Opinión

Descentralización a la deriva

Por Lincoln Onofre

Polítólogo

Descentralización a la derivaFoto: Luisenrrique Becerra/Noticias SER

La descentralización fue una apuesta del Estado para que los gobiernos territoriales (regional y local) sean los intermediarios entre el gobierno nacional y la población, y al mismo tiempo promuevan la participación ciudadana en todas sus formas de organización y control social. Por ello, a partir del 2002, se diseñó la estructura política de los gobiernos regionales y se transfirieron competencias, atribuciones y recursos con la finalidad de hacerlos responsables de la planificación territorial. Veinte años después y a la luz de los resultados, pareciera que este proceso fue -en cierto modo- pernicioso y perjudicial para la población dado que no concluyó.
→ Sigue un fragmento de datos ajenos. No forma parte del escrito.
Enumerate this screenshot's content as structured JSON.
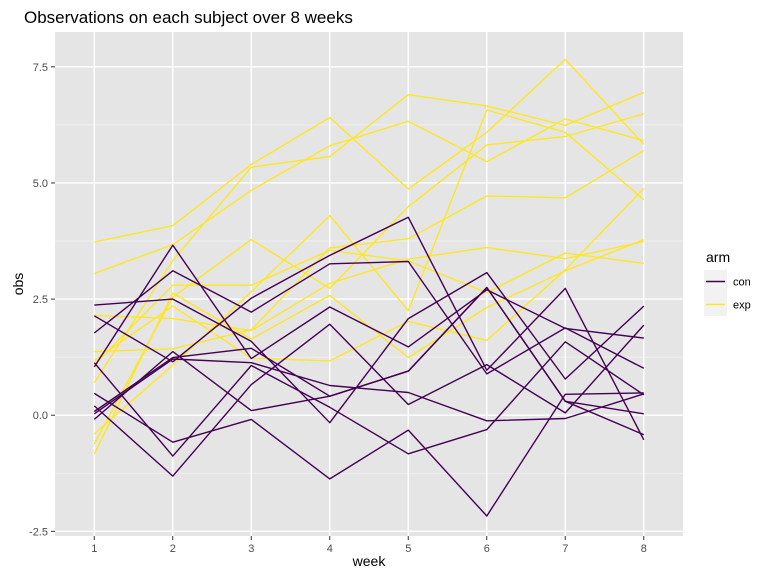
{
  "chart_data": {
    "type": "line",
    "title": "Observations on each subject over 8 weeks",
    "xlabel": "week",
    "ylabel": "obs",
    "x": [
      1,
      2,
      3,
      4,
      5,
      6,
      7,
      8
    ],
    "x_ticks": [
      "1",
      "2",
      "3",
      "4",
      "5",
      "6",
      "7",
      "8"
    ],
    "xlim": [
      0.5,
      8.5
    ],
    "ylim": [
      -2.6,
      8.25
    ],
    "y_ticks": [
      -2.5,
      0.0,
      2.5,
      5.0,
      7.5
    ],
    "y_tick_labels": [
      "-2.5",
      "0.0",
      "2.5",
      "5.0",
      "7.5"
    ],
    "grid": true,
    "background": "#e5e5e5",
    "legend": {
      "title": "arm",
      "position": "right",
      "entries": [
        {
          "label": "con",
          "color": "#440154"
        },
        {
          "label": "exp",
          "color": "#fde725"
        }
      ]
    },
    "series": [
      {
        "group": "con",
        "values": [
          0.2,
          -1.31,
          0.66,
          1.96,
          0.23,
          1.09,
          0.05,
          1.94
        ]
      },
      {
        "group": "con",
        "values": [
          1.13,
          -0.88,
          1.07,
          0.17,
          -0.83,
          -0.31,
          1.58,
          0.44
        ]
      },
      {
        "group": "con",
        "values": [
          1.77,
          3.11,
          2.22,
          3.26,
          3.31,
          0.89,
          1.88,
          1.01
        ]
      },
      {
        "group": "con",
        "values": [
          1.04,
          3.66,
          1.22,
          2.33,
          1.47,
          2.7,
          1.87,
          1.66
        ]
      },
      {
        "group": "con",
        "values": [
          0.47,
          -0.58,
          -0.09,
          -1.37,
          -0.32,
          -2.17,
          0.45,
          0.48
        ]
      },
      {
        "group": "con",
        "values": [
          2.37,
          2.5,
          1.59,
          -0.16,
          2.08,
          3.07,
          0.78,
          2.35
        ]
      },
      {
        "group": "con",
        "values": [
          0.03,
          1.21,
          1.13,
          0.64,
          0.49,
          -0.12,
          -0.07,
          0.46
        ]
      },
      {
        "group": "con",
        "values": [
          -0.09,
          1.37,
          0.1,
          0.41,
          0.95,
          2.75,
          0.3,
          0.03
        ]
      },
      {
        "group": "con",
        "values": [
          0.08,
          1.24,
          1.44,
          0.41,
          0.95,
          2.75,
          0.3,
          -0.42
        ]
      },
      {
        "group": "con",
        "values": [
          2.14,
          1.15,
          2.52,
          3.44,
          4.26,
          0.97,
          2.73,
          -0.53
        ]
      },
      {
        "group": "exp",
        "values": [
          3.05,
          3.67,
          4.84,
          5.8,
          6.33,
          5.46,
          6.38,
          5.91
        ]
      },
      {
        "group": "exp",
        "values": [
          -0.84,
          2.63,
          1.64,
          2.58,
          1.24,
          2.32,
          3.11,
          3.78
        ]
      },
      {
        "group": "exp",
        "values": [
          2.15,
          2.08,
          1.82,
          2.84,
          3.36,
          3.61,
          3.37,
          3.74
        ]
      },
      {
        "group": "exp",
        "values": [
          -0.62,
          2.54,
          3.78,
          2.73,
          4.49,
          5.82,
          6.0,
          6.49
        ]
      },
      {
        "group": "exp",
        "values": [
          0.7,
          3.33,
          5.34,
          5.57,
          6.9,
          6.66,
          6.24,
          6.95
        ]
      },
      {
        "group": "exp",
        "values": [
          3.73,
          4.08,
          5.4,
          6.41,
          4.87,
          6.09,
          7.66,
          5.83
        ]
      },
      {
        "group": "exp",
        "values": [
          1.18,
          2.35,
          1.23,
          1.17,
          2.02,
          1.61,
          3.13,
          4.88
        ]
      },
      {
        "group": "exp",
        "values": [
          1.37,
          1.43,
          1.84,
          3.6,
          3.8,
          4.72,
          4.68,
          5.7
        ]
      },
      {
        "group": "exp",
        "values": [
          -0.4,
          1.08,
          2.66,
          4.3,
          2.25,
          6.57,
          6.09,
          4.64
        ]
      },
      {
        "group": "exp",
        "values": [
          1.09,
          2.8,
          2.8,
          3.55,
          3.32,
          2.64,
          3.49,
          3.27
        ]
      }
    ]
  }
}
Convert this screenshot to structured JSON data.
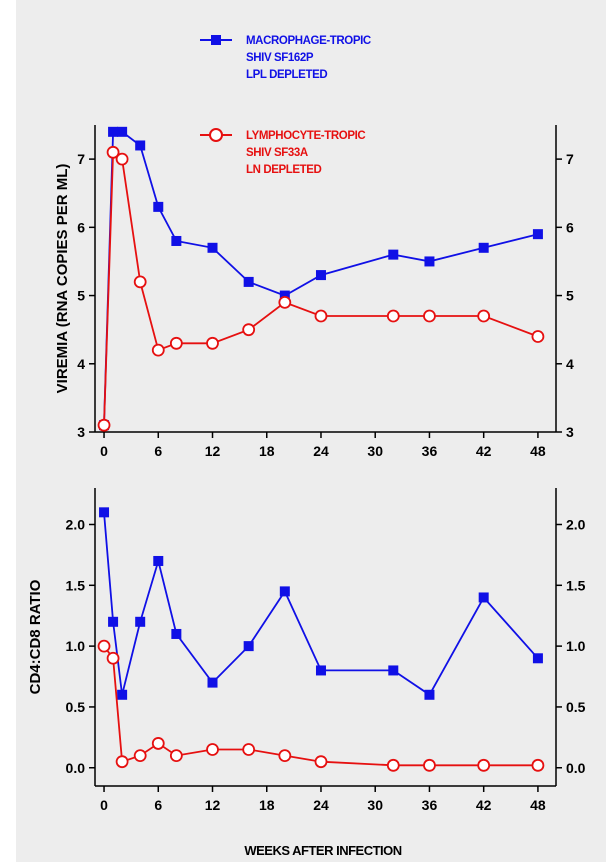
{
  "colors": {
    "background": "#ededed",
    "macrophage": "#1010e6",
    "lymphocyte": "#e61010",
    "axis": "#000000"
  },
  "legend": {
    "macrophage_lines": [
      "MACROPHAGE-TROPIC",
      "SHIV SF162P",
      "LPL DEPLETED"
    ],
    "lymphocyte_lines": [
      "LYMPHOCYTE-TROPIC",
      "SHIV SF33A",
      "LN DEPLETED"
    ]
  },
  "xlabel": "WEEKS AFTER INFECTION",
  "chart_data": [
    {
      "type": "line",
      "ylabel": "VIREMIA (RNA COPIES PER ML)",
      "xlim": [
        -1,
        50
      ],
      "ylim": [
        3,
        7.5
      ],
      "xticks": [
        0,
        6,
        12,
        18,
        24,
        30,
        36,
        42,
        48
      ],
      "yticks": [
        3,
        4,
        5,
        6,
        7
      ],
      "ytick_labels": [
        "3",
        "4",
        "5",
        "6",
        "7"
      ],
      "series": [
        {
          "name": "MACROPHAGE-TROPIC SHIV SF162P LPL DEPLETED",
          "color": "#1010e6",
          "marker": "square",
          "x": [
            0,
            1,
            2,
            4,
            6,
            8,
            12,
            16,
            20,
            24,
            32,
            36,
            42,
            48
          ],
          "y": [
            3.1,
            7.4,
            7.4,
            7.2,
            6.3,
            5.8,
            5.7,
            5.2,
            5.0,
            5.3,
            5.6,
            5.5,
            5.7,
            5.9
          ]
        },
        {
          "name": "LYMPHOCYTE-TROPIC SHIV SF33A LN DEPLETED",
          "color": "#e61010",
          "marker": "circle",
          "x": [
            0,
            1,
            2,
            4,
            6,
            8,
            12,
            16,
            20,
            24,
            32,
            36,
            42,
            48
          ],
          "y": [
            3.1,
            7.1,
            7.0,
            5.2,
            4.2,
            4.3,
            4.3,
            4.5,
            4.9,
            4.7,
            4.7,
            4.7,
            4.7,
            4.4
          ]
        }
      ]
    },
    {
      "type": "line",
      "ylabel": "CD4:CD8 RATIO",
      "xlim": [
        -1,
        50
      ],
      "ylim": [
        -0.15,
        2.3
      ],
      "xticks": [
        0,
        6,
        12,
        18,
        24,
        30,
        36,
        42,
        48
      ],
      "xtick_labels": [
        "0",
        "6",
        "12",
        "18",
        "24",
        "30",
        "36",
        "42",
        "48"
      ],
      "yticks": [
        0,
        0.5,
        1.0,
        1.5,
        2.0
      ],
      "ytick_labels": [
        "0.0",
        "0.5",
        "1.0",
        "1.5",
        "2.0"
      ],
      "series": [
        {
          "name": "MACROPHAGE-TROPIC SHIV SF162P LPL DEPLETED",
          "color": "#1010e6",
          "marker": "square",
          "x": [
            0,
            1,
            2,
            4,
            6,
            8,
            12,
            16,
            20,
            24,
            32,
            36,
            42,
            48
          ],
          "y": [
            2.1,
            1.2,
            0.6,
            1.2,
            1.7,
            1.1,
            0.7,
            1.0,
            1.45,
            0.8,
            0.8,
            0.6,
            1.4,
            0.9
          ]
        },
        {
          "name": "LYMPHOCYTE-TROPIC SHIV SF33A LN DEPLETED",
          "color": "#e61010",
          "marker": "circle",
          "x": [
            0,
            1,
            2,
            4,
            6,
            8,
            12,
            16,
            20,
            24,
            32,
            36,
            42,
            48
          ],
          "y": [
            1.0,
            0.9,
            0.05,
            0.1,
            0.2,
            0.1,
            0.15,
            0.15,
            0.1,
            0.05,
            0.02,
            0.02,
            0.02,
            0.02
          ]
        }
      ]
    }
  ]
}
Dicho ello, observamos que las autoridades territoriales (gobernadores y alcaldes) no cumplen la función de ser intermediarios entre la población y el gobierno central, aunque siempre apelan a ese discurso. Las evidencias apuntan a que las agendas de estos actores responden a una visión particular (individual o de un grupo muy reducido), muchas veces en sintonía con los intereses de agentes externos enfocados en aprovechar la rentabilidad que producen determinados recursos u oportunidades antes que en un desarrollo que alcance a las mayorías; ello sin contar los conflictos que existen cuando estos beneficios privados entran en competencia o contradicción, como es el caso del enfrentamiento entre el alcalde de la provincia de Huamanga Juan Carlos Arango y el gobernador regional Wilfredo Oscorima sobre los posibles presupuestos y proyectos vinculados a los juegos bolivarianos. Son estas acciones, sin resultados tangibles y no prioritarias, las que deslegitiman a los gobiernos de turno casi de manera inmediata a su elección.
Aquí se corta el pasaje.